Но что-то пошло не так.
– Нужно поискать какие-нибудь документы, – сказал я. – Наверняка они на втором этаже.
Мари вскарабкалась по прохудившейся лестнице. Я содрогнулся. Если ступени скрипели даже под весом не самого упитанного енота, что уж говорить о человеке? Вцепившись в перила, я начал медленный подъем и молился, чтобы ничего не обвалилось.
– Давай! – подбадривала Мари. – Ты уже близко!
Я как раз заносил ногу над последней ступенькой, когда раздался оглушительный треск. Нога ухнула вниз. Вскрикнув, я зацепился за уцелевшую часть перил и, подтянувшись, вытолкнул себя на второй этаж.
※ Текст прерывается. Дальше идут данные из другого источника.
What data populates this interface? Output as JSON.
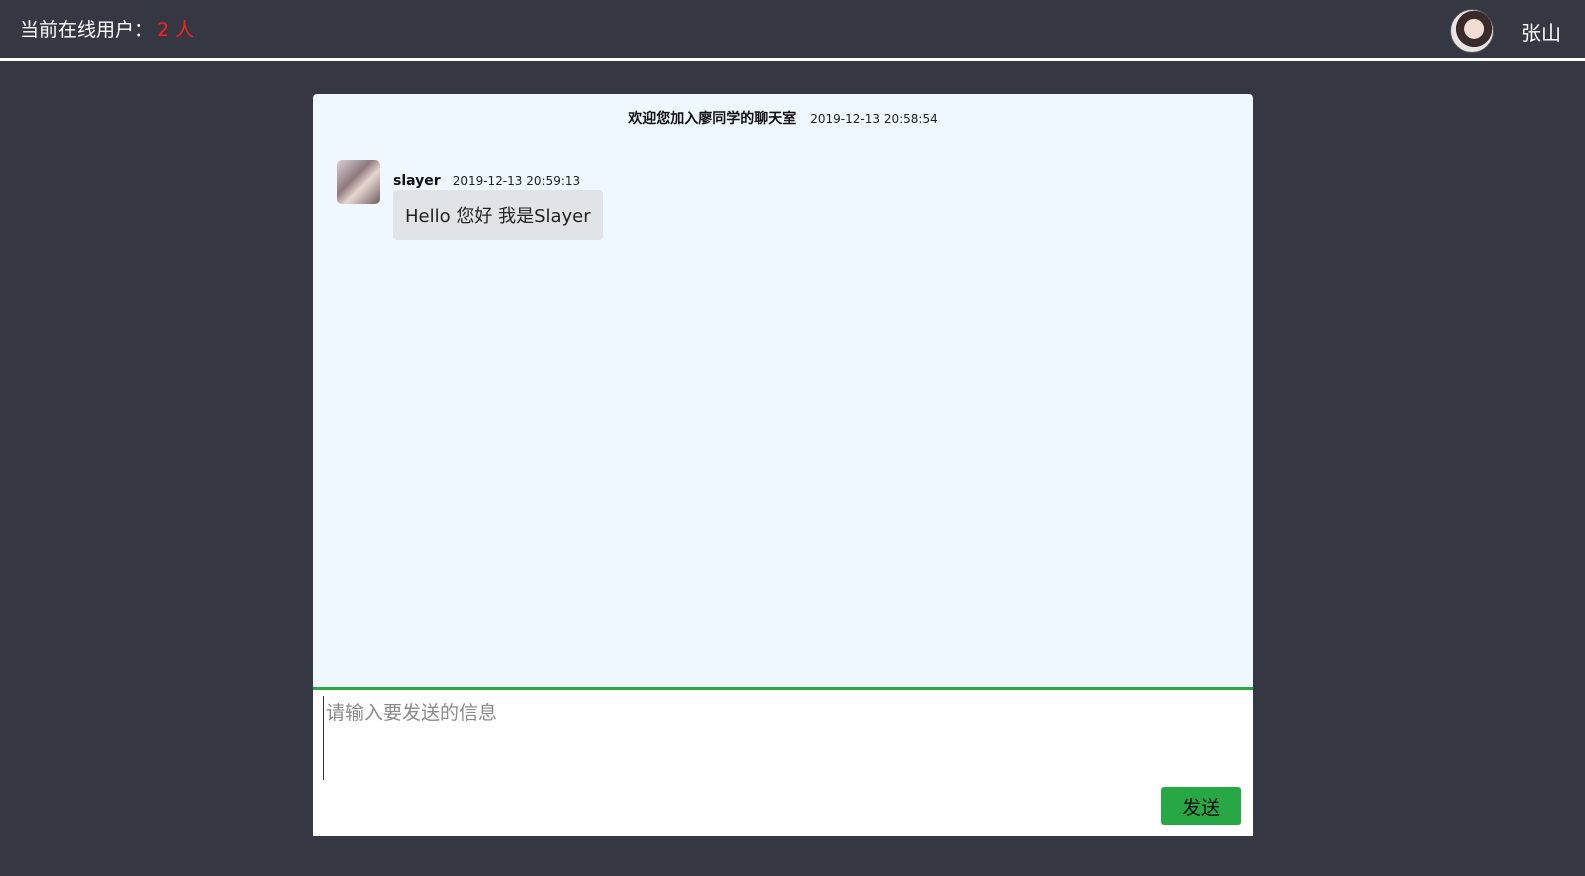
{
  "header": {
    "online_label": "当前在线用户：",
    "online_count": "2 人",
    "username": "张山"
  },
  "chat": {
    "notice_text": "欢迎您加入廖同学的聊天室",
    "notice_time": "2019-12-13 20:58:54",
    "messages": [
      {
        "sender": "slayer",
        "time": "2019-12-13 20:59:13",
        "text": "Hello 您好 我是Slayer"
      }
    ]
  },
  "composer": {
    "placeholder": "请输入要发送的信息",
    "send_label": "发送"
  },
  "colors": {
    "background": "#353843",
    "chat_background": "#eff7ff",
    "accent_green": "#28a745",
    "online_count": "#ff1f1f",
    "bubble": "#e0e3e7"
  }
}
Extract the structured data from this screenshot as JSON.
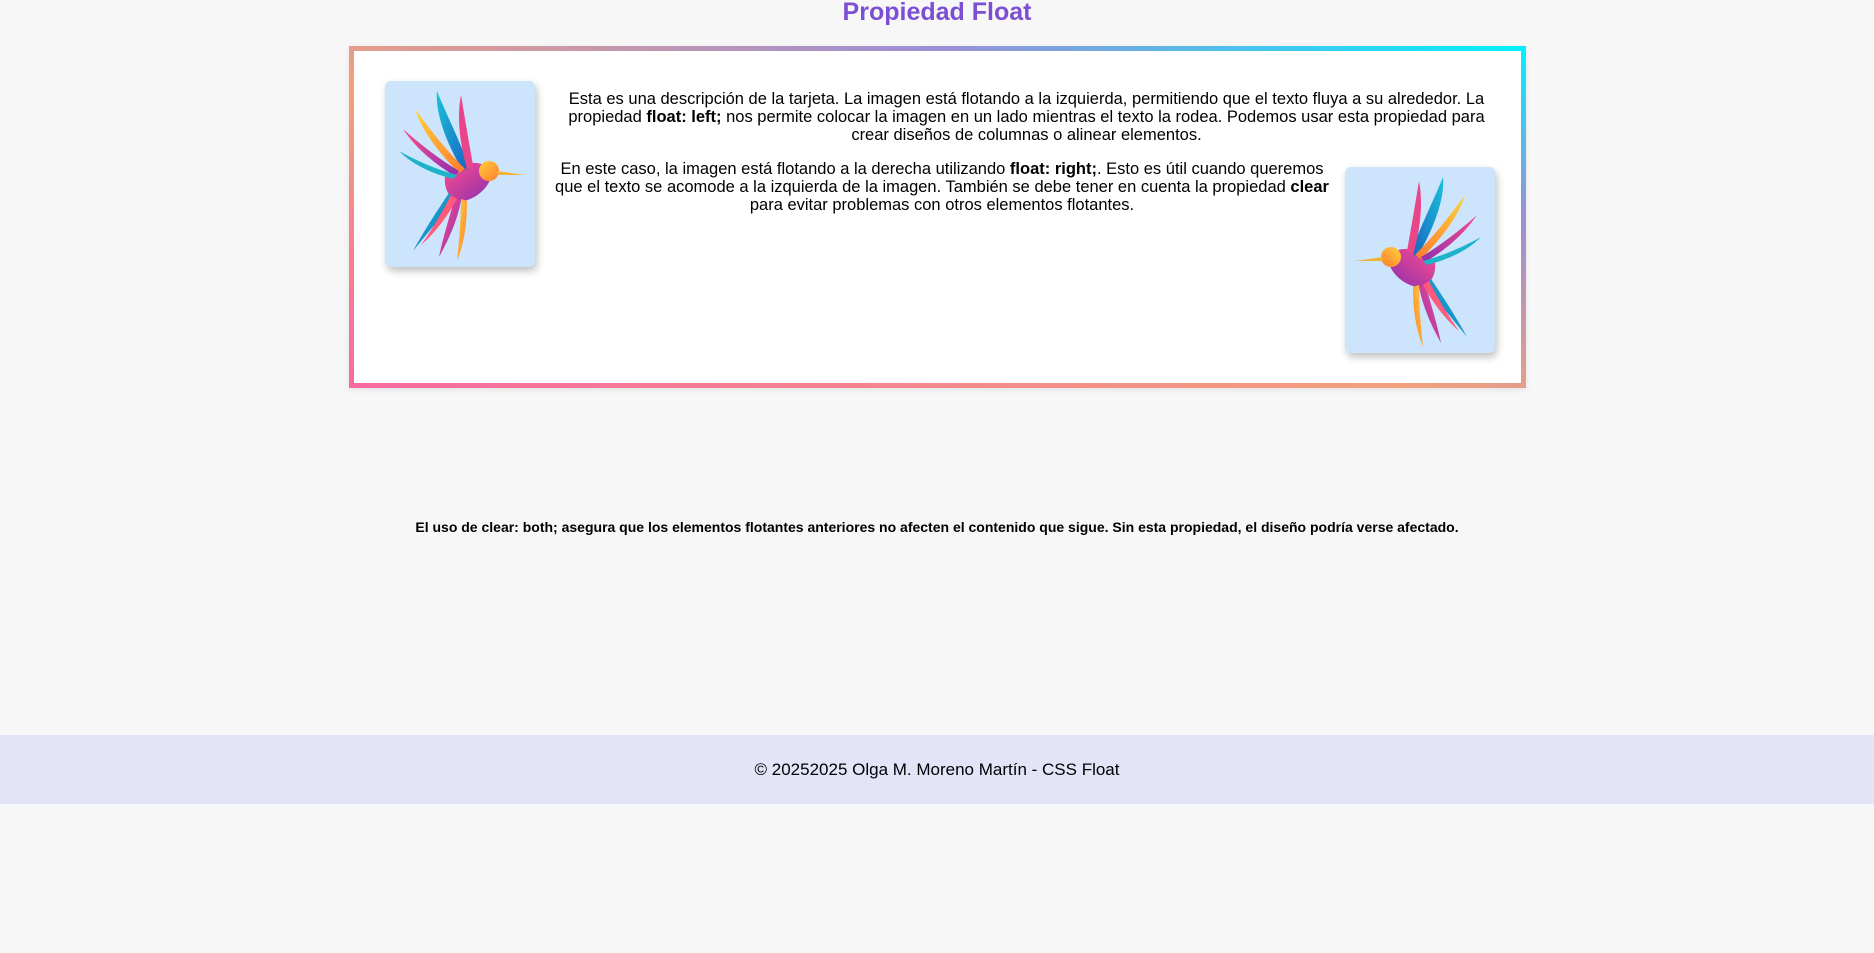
{
  "header": {
    "title": "Propiedad Float",
    "title_color": "#7b4fd4"
  },
  "card": {
    "image_left_alt": "hummingbird-illustration",
    "image_right_alt": "hummingbird-illustration",
    "paragraph1": {
      "t1": "Esta es una descripción de la tarjeta. La imagen está flotando a la izquierda, permitiendo que el texto fluya a su alrededor. La propiedad ",
      "b1": "float: left;",
      "t2": " nos permite colocar la imagen en un lado mientras el texto la rodea. Podemos usar esta propiedad para crear diseños de columnas o alinear elementos."
    },
    "paragraph2": {
      "t1": "En este caso, la imagen está flotando a la derecha utilizando ",
      "b1": "float: right;",
      "t2": ". Esto es útil cuando queremos que el texto se acomode a la izquierda de la imagen. También se debe tener en cuenta la propiedad ",
      "b2": "clear",
      "t3": " para evitar problemas con otros elementos flotantes."
    },
    "border_colors": [
      "#f76aa0",
      "#f3a07c",
      "#9b8fd6",
      "#00f0ff"
    ],
    "image_bg": "#cce5fc"
  },
  "clear_note": "El uso de clear: both; asegura que los elementos flotantes anteriores no afecten el contenido que sigue. Sin esta propiedad, el diseño podría verse afectado.",
  "footer": {
    "text": "© 20252025 Olga M. Moreno Martín - CSS Float",
    "background": "#e3e4f7"
  }
}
Мари беспокойно меня осмотрела.
– Ничего, – кряхтя, поднялся я. – Пара синяков. Не страшно.
Мари, встревоженно дернув носиком, засеменила следом за мной. Нужная дверь оказалась последней по коридору, и я, толкнув ее, оказался в небольшой комнате с камином. Вся комната утопала в бумагах, книгах и удивительных штуковинах, издающих странные щелчки.
Среди сваленных на столе бумаг Мари раскопала простенькую деревянную рамку. Это была групповая фотография людей в одинаковой темно-синей форме. Они улыбались и махали, словно живые.
– Вот он, – шепнул я, указав на мужчину во втором ряду. У него, как и у меня, были темные курчавые волосы.
Я вытащил фотографию из рамки. На обороте было написано: «Идущие на смерть».
– Что это значит? – недоуменно спросил я.
Порывшись в бумагах на столе, я нашел несколько писем. Одно было печальнее другого. Дочитав, я тяжело опустился на кресло и подпер голову руками.
– Что ты узнал? – обеспокоенно заглянув мне в глаза, спросила Мари.
Мне было трудно сдержать слезы. Все это было ужасно несправедливо. Мама всю жизнь думала, что отец сбежал. Она предпочитала не вспоминать его, а если и упоминала, то только в негативном ключе.
Но все оказалось совсем не так.
– Отец входил в состав боевого отряда «Идущие на смерть». Это, конечно, была конфиденциальная информация, и он пытался скрыть это от мамы, как мог.
– Чем же занимался этот отряд?
– Шел на смерть, – вздохнул я. – Они выполняли сложные рискованные операции. Когда мама забеременела, отец покинул отряд. Он хотел спокойно прожить остаток жизни со своей семьей. Но его выследили. У «Идущих на смерть» было много врагов. Чтобы не подвергать нас опасности, он уехал как можно дальше, в эту глушь. Здесь с ним связался глава отряда. Он попросил у отца помощи – в последний раз присоединиться к «Идущим на смерть» и победить врага. Что ж, это в самом деле был его последний раз. Домой он так и не вернулся.
Я опустил голову, и Мари ласково прижалась ко мне.
– Жаль, что мама так этого и не узнала, – прошептал я, едва сдерживая слезы.
– Зато это знаешь ты, – ответила Мари. – И сможешь теперь не стесняться своего отца, а гордо хранить о нем память.
Я обнял ее. Так мы и остались сидеть, в заброшенном доме, где когда-то жил самый храбрый человек на земле.